In the course of writing outlines for my Handwoven articles, and listing up all the swatches I will need to weave for each article, I came up with a neat (if retrospectively obvious) way of sampling colors on the loom. Simply paint the warp, using 1 bout for each color you want to use in the warp, and making sure that the correct color combos line up. Then put on the three bouts in your selected color sequence, and weave away! As long as you are using the three colors in the same threading sequence throughout, you can sample whatever color combos you want, with very little effort.
Obviously this doesn’t work if you are trying to match specific colors of yarn that are already in your stash – unless you are willing to go through the considerable bother to get an exact color match, it’s easier to do a yarn wrap or take photos and simulate in Photoshop – but I think it will be handy for color experiments – seeing what happens if you mix orange, violet, and blue in different proportions and at different hue/value/chromas. (Although, if you want to know more about color theory, ColorWorks by Deb Menz covers the subject very well, and is written for crafters. It’s got a generous set of examples for each principle, covering knitting, embroidery, beading, and weaving. I must own eight or nine books on color theory by now, and it’s the first one I reach for.)
For this series of samples, I will probably throw at least one of the warps up over a trapeze, so I can adjust it if it gets “out of whack”. I also plan to allow generous allowances for painting inaccuracies, probably 6″ or more, so I can guarantee getting a sample of the correct length with the correct colors.

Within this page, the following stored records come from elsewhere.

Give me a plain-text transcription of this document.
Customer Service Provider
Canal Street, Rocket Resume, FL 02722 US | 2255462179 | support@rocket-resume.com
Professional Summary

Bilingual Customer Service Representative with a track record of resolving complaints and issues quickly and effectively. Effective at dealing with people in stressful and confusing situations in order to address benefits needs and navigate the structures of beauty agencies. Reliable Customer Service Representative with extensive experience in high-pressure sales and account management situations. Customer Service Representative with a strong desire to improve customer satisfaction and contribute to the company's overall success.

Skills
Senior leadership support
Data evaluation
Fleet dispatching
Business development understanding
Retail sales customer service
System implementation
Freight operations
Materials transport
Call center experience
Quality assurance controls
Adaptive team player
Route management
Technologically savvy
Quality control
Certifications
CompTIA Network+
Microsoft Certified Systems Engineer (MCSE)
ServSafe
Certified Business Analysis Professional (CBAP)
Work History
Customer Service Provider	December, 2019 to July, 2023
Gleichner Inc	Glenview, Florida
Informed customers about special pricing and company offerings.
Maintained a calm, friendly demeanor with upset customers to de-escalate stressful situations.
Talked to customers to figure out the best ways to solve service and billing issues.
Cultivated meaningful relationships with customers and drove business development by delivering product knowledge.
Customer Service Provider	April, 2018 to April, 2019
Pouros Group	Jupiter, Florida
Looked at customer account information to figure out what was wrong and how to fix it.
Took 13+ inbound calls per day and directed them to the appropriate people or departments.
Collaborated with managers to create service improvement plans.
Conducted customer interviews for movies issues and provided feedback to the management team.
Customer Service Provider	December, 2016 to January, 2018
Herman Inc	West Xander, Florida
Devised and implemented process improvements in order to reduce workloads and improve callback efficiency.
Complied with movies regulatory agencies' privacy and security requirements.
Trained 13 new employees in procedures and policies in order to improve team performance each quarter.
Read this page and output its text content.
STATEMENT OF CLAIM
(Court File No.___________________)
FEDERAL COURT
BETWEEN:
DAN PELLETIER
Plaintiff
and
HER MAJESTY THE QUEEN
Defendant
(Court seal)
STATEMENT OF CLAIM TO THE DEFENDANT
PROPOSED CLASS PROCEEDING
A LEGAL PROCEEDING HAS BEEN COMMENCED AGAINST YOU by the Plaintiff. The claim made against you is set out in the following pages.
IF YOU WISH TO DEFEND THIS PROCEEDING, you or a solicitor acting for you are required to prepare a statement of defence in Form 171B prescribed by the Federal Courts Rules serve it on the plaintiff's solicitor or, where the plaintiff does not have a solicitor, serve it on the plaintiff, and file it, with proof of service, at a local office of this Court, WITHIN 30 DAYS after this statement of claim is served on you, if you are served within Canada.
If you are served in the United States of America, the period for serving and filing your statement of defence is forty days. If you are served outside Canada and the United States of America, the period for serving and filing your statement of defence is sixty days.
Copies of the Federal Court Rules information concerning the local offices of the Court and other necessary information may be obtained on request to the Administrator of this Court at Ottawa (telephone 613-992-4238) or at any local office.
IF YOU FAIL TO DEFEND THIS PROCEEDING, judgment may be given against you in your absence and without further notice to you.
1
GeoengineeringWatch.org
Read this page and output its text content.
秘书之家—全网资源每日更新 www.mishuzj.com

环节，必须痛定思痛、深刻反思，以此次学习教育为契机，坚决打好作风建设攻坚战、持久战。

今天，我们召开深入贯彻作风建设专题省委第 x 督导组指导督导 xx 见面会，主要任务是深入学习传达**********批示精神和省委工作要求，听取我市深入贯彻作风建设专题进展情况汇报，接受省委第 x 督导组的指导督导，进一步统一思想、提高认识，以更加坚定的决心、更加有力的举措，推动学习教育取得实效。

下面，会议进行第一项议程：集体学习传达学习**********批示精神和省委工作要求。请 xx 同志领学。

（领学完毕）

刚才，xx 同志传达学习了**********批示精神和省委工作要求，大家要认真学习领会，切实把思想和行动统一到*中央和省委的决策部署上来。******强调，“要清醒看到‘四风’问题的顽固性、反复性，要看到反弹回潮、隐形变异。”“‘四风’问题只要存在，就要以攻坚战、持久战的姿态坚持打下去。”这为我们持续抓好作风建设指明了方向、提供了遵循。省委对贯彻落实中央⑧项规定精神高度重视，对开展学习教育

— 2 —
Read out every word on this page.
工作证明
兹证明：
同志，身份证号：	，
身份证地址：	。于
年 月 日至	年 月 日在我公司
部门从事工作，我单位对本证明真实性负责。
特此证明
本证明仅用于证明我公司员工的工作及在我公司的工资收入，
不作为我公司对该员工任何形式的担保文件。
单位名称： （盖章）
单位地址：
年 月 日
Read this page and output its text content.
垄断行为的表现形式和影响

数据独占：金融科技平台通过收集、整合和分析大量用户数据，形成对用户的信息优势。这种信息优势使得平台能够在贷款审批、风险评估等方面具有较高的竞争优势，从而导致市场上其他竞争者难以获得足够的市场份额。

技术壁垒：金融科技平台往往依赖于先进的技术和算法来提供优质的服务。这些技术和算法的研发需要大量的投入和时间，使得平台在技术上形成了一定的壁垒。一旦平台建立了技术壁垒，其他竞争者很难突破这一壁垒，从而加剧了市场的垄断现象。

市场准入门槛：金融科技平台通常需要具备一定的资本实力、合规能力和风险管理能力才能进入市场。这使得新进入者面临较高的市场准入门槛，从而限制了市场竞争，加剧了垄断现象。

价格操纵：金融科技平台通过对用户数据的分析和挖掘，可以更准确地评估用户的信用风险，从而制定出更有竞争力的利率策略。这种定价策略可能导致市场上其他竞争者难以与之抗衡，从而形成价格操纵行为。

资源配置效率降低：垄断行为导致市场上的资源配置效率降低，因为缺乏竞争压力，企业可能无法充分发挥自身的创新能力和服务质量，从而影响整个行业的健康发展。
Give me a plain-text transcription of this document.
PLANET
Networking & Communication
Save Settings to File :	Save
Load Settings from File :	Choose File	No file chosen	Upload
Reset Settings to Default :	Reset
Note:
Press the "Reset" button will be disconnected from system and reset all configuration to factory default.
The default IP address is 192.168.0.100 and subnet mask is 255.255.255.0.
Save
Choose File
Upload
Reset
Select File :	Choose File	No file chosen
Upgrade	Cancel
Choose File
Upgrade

Another ingenious thought I had was to thread the different colors on different shafts. This will simplify threading immensely – the loom controls which shafts are raised for each thread (so I don’t have to think about that), and all I’ll need to remember is which shafts color 1 is on, which shafts color 2 is on, etc. This obviously doesn’t work if you need all shafts for the pattern, but in this case I don’t: I’m using a two or four-shaft weave with three colors, which comes out to 6 or twelve shafts depending on whether I go with plain weave or twill. Since I’ve got 24 shafts, I’m golden.
Meanwhile, despite a stupid error which required going back and rethreading 1/3 of the warp, I’m ready to start weaving:
My mom’s in town, though, so today we’ll be out and about, and I probably won’t start weaving (or dyeing more weft) until tomorrow. I need a very pale brown for some of my sampling, and the reproducible-results dye process for Cibacron F requires about 2 hours start to finish, so that may take a couple of days. It’s OK – I have plenty of ecru/taupe and white thread to use as weft, and will probably start by weaving that for awhile.